LO-1 and LO-2 exhibit some overlap with, but are not equivalent to, the object-selective area LO, or the lateral occipital complex (as defined by Malach et al., 1995). For further details, see Sayres et al., 2008.
Counting ventrally from V1, we find the following field maps:
- V2v: this is an upper quarter field which extends from the upper vertical meridian to the horizontal meridian.
- V3v: this is a lower quarter field which extends from the horizontal meridian back down to the lower vertical meridian.
 Optional: Quantiatively fit visual fields using an atlas
For some applications, it may be desirable to define the boundaries of a visual field map quantiatively. In this case, we use the Retinotopic Atlas method, which is implemented on the Flat view, and which fits an a priori model of polar angle and eccentricity to the measured maps. We do not do this for all our projects, but we have in some cases (For examples, see Brewer et al, Nat. Neurosci, 2005; or Dougherty et al., J. Vis., 2003.)
To do this, you will need to do the following:
- Create a Flattened Patch of Cortex near the field maps you want to model.
- Install the flat patches for each hemisphere for your functional session, creating a Flat view in mrVista.
- Transform the corAnal data from the Gray view to the Flat view, by opening a Flat window and using the "Xform" menu.
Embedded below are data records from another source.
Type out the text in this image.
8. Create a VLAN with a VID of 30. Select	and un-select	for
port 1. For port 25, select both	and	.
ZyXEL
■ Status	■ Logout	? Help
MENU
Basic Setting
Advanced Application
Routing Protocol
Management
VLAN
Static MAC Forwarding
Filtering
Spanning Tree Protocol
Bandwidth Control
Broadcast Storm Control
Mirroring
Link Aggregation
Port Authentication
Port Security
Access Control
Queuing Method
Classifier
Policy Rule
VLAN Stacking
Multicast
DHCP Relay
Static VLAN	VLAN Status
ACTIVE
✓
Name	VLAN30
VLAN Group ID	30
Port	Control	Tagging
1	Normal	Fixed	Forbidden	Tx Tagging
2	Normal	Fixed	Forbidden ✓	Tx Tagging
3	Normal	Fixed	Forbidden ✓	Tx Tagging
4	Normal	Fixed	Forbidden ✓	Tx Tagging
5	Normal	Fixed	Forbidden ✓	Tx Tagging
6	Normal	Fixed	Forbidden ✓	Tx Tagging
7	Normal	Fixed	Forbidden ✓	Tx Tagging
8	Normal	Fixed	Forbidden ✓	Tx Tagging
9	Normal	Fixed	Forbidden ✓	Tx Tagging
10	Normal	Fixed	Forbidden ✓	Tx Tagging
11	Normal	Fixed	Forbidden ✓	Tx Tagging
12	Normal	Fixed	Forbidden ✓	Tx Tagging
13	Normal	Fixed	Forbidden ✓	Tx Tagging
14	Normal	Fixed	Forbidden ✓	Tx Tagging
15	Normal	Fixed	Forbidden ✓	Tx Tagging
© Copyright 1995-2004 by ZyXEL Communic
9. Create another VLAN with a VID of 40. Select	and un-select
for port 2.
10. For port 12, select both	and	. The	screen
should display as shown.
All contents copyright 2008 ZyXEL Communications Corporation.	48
- Follow the further instructions on the Atlas page for choosing the corners of the modeled visual fields, creating an idealized model, and fitting it to the data.
Also note that, when this process is done, the normalized atlas space may be used as a method of averaging data across subjects. However, the code for doing this is still being debugged, and care should be taken to avoid circular concerns when applying this method (since it aligns data by polar angle maps, the resulting polar angle averages are not independent of your averaging method).